Regardless, somewhere along the way the tragic loss of a young man and future star either in Russia or the NHL was misplaced in an increasingly farcical debate. Even as rendering expressions of grief surrounded the coffin of Cherepanov as he was taken from the Avangard Omsk arena on Wednesday to the cemetery in Omsk where, despite being 400 miles from home, was the location his family had wanted him to be interred so he could be by his fans. Tactless debates still raged about whether Cherepanov would have been revived had he collapsed on an NHL bench.
It’s a shame indicative of modern journalism that such a debate is even addressed, but with the NHL eyeing the KHL as an inter continental rival to its own supremacy , especially in its verdant European market, such chances at taking low blows could not be missed. Yet despite the finger pointing, the NHL and its writers have seemingly forgotten that sometimes lessons have to be learned the hardest way. After all, as Puck Daddy noted on his Yahoo blog, behind goal meshing was only installed as a reaction to the Brittanie Cecil tragedy, yet only in hindsight was the initiative so obvious.
In the same way the KHL has learnt the hardest way that not only can it not compete with the NHL on the ice, but that it cannot hope to compete with its duty of care until glaring oversights are overcome.
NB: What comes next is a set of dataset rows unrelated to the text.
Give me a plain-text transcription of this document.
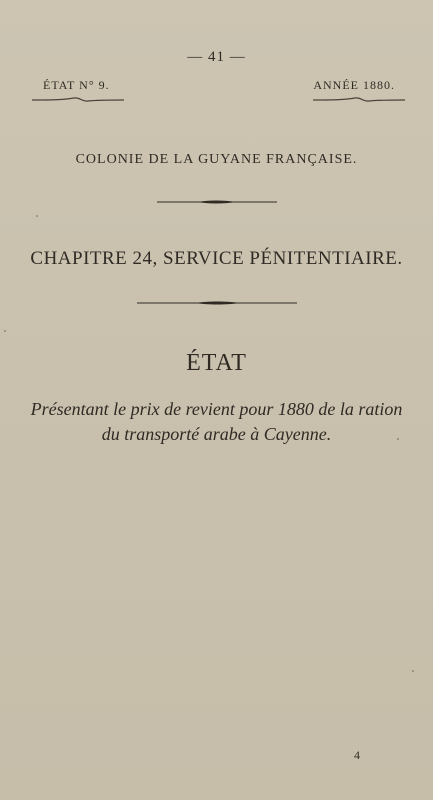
— 41 —
ÉTAT N° 9.	ANNÉE 1880.
COLONIE DE LA GUYANE FRANÇAISE.
CHAPITRE 24, SERVICE PÉNITENTIAIRE.
ÉTAT
Présentant le prix de revient pour 1880 de la ration
du transporté arabe à Cayenne.
4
In the same way, we as hockey bloggers or writers have a duty of care both to the reputation of the game and those who participate. Whilst blogging is a brilliant way to increase our experience as fans, we now live in an age where Joe Public can be the initiator of a news flash and that reckless misinterpretation can cause distress and harm at a time of great tragedy. From all the reports that have made up the terrible story of Alexei Cherepanov’s death, perhaps the most poignant is the image of a maligned Jaromir Jagr, still dressed in uniform, calling out to the young player he had taken under his wing to “wake up” as the ambulance rushed him to a Moscow hospital.
RIP Alexei. Lest we forget.
1 comment:
Hey, great article. I definitely agree that all the debates over different aspects are pointless; the fact remains that a young man is dead, and there is little to be done for him personally now. The only thing that should be getting any talk is that the KHL needs defibrillators, among other medical upgrades, and it needs them ASAP.